Yesterday was one month since our first date (I did not mention that to him - it didn't really seem relevant), and to be at the point where we spent an entire night/morning together that may have been passed by a G rated movie slightly unnerves me. Not that I need to be completely physical, all the time, but that's the only time I feel like I receive affection from him. If you take that out of the equation - it's no different than hanging out with a buddy. So, Sunday night and Monday morning lacked affection.

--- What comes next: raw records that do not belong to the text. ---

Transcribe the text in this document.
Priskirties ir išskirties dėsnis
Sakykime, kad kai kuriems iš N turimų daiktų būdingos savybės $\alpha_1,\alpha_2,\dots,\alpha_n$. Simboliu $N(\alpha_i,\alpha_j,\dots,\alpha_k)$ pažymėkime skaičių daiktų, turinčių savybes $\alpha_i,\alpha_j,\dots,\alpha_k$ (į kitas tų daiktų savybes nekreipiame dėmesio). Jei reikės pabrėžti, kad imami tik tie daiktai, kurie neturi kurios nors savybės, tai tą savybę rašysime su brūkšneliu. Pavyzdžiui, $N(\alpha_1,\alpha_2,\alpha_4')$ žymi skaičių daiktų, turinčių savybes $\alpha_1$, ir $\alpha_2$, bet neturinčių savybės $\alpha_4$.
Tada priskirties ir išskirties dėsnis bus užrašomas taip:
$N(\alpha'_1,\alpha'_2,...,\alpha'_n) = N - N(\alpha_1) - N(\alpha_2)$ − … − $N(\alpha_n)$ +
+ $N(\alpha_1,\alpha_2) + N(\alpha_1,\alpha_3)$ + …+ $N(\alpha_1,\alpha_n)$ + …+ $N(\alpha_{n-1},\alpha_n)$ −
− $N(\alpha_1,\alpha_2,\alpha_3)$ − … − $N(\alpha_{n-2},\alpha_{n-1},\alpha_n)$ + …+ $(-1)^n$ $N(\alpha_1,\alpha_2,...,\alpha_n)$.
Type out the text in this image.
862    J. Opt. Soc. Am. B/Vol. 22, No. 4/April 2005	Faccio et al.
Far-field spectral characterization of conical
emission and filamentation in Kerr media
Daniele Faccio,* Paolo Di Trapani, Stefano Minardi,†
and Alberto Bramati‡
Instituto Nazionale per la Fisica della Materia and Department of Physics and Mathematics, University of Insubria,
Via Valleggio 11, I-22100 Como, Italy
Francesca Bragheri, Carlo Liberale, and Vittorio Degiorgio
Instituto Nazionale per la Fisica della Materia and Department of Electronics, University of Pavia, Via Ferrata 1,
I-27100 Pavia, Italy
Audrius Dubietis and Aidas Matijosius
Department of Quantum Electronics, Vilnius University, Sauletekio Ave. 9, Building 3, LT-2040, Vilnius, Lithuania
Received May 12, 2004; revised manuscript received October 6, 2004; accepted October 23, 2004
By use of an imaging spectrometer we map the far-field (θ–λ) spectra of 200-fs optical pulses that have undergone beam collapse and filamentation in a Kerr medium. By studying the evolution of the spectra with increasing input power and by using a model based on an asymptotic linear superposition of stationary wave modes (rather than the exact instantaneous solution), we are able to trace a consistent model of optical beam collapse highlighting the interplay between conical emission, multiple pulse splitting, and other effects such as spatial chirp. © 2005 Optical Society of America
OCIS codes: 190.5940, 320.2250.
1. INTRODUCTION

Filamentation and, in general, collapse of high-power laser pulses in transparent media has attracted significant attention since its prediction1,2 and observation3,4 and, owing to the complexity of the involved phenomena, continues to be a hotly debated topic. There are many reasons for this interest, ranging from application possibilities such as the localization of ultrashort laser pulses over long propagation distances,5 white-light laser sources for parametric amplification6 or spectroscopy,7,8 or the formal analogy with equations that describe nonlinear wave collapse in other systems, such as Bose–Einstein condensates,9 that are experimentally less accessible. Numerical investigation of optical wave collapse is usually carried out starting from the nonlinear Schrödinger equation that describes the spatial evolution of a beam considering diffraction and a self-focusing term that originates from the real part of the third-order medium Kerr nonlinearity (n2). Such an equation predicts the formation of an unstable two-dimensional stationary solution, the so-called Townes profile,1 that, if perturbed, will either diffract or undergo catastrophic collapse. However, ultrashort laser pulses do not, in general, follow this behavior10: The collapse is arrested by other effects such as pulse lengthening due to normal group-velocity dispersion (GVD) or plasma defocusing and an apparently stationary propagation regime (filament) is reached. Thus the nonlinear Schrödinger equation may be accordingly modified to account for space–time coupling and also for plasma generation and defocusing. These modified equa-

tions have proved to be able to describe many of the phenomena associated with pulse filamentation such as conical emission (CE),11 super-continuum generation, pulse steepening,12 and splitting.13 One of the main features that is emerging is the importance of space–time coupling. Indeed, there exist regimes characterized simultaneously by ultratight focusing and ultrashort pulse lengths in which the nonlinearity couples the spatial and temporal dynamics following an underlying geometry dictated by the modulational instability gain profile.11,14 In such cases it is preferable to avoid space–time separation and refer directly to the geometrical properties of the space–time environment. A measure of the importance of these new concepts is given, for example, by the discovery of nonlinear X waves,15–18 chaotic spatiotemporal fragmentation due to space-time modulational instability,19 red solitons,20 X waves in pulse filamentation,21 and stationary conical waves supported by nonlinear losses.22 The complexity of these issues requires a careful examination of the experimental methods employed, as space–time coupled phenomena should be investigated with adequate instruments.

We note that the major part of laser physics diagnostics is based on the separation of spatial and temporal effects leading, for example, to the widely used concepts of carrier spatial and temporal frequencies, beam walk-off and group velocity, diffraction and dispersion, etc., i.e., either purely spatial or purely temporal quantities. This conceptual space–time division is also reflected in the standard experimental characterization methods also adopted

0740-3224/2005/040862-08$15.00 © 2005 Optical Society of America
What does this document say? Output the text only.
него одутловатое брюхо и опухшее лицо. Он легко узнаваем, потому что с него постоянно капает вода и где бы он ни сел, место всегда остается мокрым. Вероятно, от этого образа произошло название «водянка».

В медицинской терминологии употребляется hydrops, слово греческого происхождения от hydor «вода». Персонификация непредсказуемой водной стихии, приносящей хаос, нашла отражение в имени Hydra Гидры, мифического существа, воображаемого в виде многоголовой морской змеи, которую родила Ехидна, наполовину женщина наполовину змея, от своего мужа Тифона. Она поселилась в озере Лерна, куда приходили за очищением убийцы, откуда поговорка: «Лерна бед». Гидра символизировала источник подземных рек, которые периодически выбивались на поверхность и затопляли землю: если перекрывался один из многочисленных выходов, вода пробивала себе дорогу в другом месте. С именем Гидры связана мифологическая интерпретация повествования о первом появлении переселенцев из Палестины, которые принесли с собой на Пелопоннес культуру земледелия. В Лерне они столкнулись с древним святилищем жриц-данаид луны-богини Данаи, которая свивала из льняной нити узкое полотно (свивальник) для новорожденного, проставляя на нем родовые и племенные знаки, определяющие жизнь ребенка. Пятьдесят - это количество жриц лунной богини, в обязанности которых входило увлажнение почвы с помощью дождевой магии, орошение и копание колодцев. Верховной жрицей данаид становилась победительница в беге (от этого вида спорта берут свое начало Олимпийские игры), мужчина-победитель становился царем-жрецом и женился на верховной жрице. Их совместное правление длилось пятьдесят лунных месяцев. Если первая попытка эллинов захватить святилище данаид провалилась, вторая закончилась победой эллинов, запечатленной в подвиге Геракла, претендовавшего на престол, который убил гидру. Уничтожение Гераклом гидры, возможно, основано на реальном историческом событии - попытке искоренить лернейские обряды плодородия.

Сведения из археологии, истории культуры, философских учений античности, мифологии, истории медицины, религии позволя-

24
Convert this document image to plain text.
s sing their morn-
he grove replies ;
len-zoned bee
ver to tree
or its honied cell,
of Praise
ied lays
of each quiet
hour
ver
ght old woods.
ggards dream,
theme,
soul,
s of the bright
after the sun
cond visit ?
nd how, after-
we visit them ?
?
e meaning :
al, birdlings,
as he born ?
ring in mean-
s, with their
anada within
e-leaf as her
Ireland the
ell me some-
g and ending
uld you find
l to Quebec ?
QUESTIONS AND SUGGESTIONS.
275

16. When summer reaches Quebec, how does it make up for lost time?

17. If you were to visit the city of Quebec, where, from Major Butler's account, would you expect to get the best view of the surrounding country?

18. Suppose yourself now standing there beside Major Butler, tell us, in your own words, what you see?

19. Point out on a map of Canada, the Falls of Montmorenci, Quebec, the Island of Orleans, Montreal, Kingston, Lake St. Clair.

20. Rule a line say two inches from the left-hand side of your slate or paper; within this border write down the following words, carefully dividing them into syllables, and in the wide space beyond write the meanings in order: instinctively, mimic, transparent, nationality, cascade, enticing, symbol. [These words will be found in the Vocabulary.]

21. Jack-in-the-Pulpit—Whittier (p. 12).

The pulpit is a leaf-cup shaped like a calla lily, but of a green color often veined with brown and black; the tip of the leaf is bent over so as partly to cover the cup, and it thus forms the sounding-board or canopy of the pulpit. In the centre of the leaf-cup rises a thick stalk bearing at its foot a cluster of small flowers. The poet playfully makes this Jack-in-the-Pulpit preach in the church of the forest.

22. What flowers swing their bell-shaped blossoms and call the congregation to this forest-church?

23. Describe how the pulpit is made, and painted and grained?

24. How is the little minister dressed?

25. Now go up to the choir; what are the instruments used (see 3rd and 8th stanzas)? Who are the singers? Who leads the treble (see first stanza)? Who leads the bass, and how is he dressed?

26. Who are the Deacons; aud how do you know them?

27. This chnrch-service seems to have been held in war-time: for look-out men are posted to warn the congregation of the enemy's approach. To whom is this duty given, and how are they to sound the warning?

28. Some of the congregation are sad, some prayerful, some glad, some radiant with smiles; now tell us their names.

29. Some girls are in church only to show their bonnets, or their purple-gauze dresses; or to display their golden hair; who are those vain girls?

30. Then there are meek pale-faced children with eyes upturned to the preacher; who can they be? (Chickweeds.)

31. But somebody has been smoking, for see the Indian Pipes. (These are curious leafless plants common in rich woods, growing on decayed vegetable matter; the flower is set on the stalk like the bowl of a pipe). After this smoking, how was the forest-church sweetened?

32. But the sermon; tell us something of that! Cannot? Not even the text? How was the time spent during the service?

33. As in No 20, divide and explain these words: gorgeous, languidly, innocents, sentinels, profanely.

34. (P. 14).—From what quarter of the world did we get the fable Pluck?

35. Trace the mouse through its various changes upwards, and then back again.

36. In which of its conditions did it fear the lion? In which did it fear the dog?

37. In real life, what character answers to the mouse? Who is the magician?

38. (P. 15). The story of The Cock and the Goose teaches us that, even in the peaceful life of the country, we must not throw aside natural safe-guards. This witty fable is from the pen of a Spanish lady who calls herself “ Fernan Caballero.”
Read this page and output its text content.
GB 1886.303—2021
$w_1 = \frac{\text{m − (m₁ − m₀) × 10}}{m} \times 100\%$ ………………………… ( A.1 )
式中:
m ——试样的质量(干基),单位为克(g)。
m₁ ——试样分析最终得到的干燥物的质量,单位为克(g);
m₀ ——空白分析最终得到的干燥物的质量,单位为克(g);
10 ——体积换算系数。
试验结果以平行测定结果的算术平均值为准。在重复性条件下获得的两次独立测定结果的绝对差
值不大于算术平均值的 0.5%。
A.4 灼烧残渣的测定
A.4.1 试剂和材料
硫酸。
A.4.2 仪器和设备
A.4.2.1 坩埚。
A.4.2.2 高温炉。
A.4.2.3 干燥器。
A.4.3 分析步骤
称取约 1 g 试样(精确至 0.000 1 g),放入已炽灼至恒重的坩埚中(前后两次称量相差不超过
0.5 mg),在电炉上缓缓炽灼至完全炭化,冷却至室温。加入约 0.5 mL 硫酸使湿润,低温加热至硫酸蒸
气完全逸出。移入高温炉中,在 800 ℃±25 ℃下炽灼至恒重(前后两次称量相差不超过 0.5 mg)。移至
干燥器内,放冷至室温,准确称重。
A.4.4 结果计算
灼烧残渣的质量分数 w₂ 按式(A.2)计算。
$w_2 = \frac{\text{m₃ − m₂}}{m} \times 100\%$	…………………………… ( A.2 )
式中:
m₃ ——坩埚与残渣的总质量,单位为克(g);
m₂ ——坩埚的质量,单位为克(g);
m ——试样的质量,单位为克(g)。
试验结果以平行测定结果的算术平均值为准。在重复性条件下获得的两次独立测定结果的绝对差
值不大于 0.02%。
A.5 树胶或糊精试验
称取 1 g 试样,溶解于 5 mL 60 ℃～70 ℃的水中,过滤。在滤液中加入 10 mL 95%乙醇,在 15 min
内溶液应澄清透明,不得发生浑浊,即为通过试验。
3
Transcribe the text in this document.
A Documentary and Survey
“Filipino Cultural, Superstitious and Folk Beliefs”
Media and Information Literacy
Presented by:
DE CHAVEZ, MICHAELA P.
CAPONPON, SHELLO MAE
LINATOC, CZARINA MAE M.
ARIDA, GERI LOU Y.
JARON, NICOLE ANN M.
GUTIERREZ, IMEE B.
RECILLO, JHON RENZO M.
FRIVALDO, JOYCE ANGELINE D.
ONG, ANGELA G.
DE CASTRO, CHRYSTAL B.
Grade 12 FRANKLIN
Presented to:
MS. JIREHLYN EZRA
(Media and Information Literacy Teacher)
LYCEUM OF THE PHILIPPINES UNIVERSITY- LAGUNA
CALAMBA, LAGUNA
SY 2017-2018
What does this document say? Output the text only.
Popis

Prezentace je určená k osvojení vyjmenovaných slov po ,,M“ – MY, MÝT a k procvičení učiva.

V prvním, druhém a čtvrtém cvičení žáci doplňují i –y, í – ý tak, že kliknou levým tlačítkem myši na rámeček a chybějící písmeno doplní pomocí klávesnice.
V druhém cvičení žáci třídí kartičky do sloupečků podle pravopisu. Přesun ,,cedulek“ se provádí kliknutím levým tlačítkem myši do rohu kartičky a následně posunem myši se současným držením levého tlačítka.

This morning we got up, and needed to get some coffee. He had mentioned making breakfast the night before, so when we were at the coffee shop, I was surprised when he got a cinnamon roll too. He asked me if I wanted anything, but I didn't get anything because I still for some reason thought he was going to make breakfast when we got back. He didn't. We watched Star Wars (because on Thursday night when we were out with his friends - it came up in conversation - he asked me a direct question about it - I had to admit that I have never in my life been able to stay awake long enough to watch the entire movie - I can no longer say that.) and around 1pm, he mentioned that he wanted to go for a bike ride. This wasn't a "let's go on a bike ride together" kind of comment. It was a "I'm going on a bike ride, you need to go" kind of comment. I was very confused because I had thought we were going to spend the day together. It was a beautiful day out. And I can understand him wanting to spend the day outdoors, I did too. We could have definitely done something outside, together. But he made it clear that he wanted to ride his bike, so I left. I hadn't eaten anything all day, I was frustrated that I had planned my day/evening to be in the city (I was going out for restaurant week with friends - so I planned on staying in the city all day and just meeting up with them after... not driving out and back to the city, yet again.) I was very let down, expectations wise. From where we started on Saturday to where we ended up today, I was just disappointed. Even the conversation we had briefly tonight left me feeling like maybe things have shifted a bit, things aren't looking as rosy as they once were, and I'm definitely not all smiles all the time. Oh real life, welcome back.

3 comments:

tracy said...

Hello, brooklyn girl
I stumbled onto your blog about a month ago via facebook and I have been reading it ever since. I love your ability to write and your honesty. Mostly I can really really relate! I didn't get married until i was 38, so I have dating disasters galore!
Just take a step back from Google, I think when you spend too much time with someone so quickly you can't see the real person. Take it a bit slower, make other plans with friends etc. and if it is meant to be...well you know the rest.
You sound like such a great girl and I know you will find your guy and and have children and be very happy. Believe me you will look back on these days with longing...I have been married for 5 years and I have a beautiful little boy and I am very blessed, but believe me your time right now is a wonderful time in your life.

Brooklyn Girl said...

Thanks! I love hearing from readers that have a different perspective than some of my friends, who are mostly in the same situation I'm in. I do appreciate your words, and I do think it's a good idea to take some steps back. I tend to get in over my head without really seeing what I'm getting into! Thanks again, and I hope to hear from you on more posts!

Debbie said...

I agree w/Tracy...just take a step back and enjoy your time apart, as much as your time together. I have to say it's one really nice thing about having a bit of a distance between me and my guy. I can't see him on weekdays, and it makes the weekends SO much more exciting...and we do our own thing on weekdays. Plus, I have no weekday expectations of him...I know we're both in our own towns, doing our own things. You live so close to Google that it makes it difficult not to see him every single day. Don't get off Cloud 9 quite so soon...enjoy yourself and don't forget your "you" time. I love ya, girl!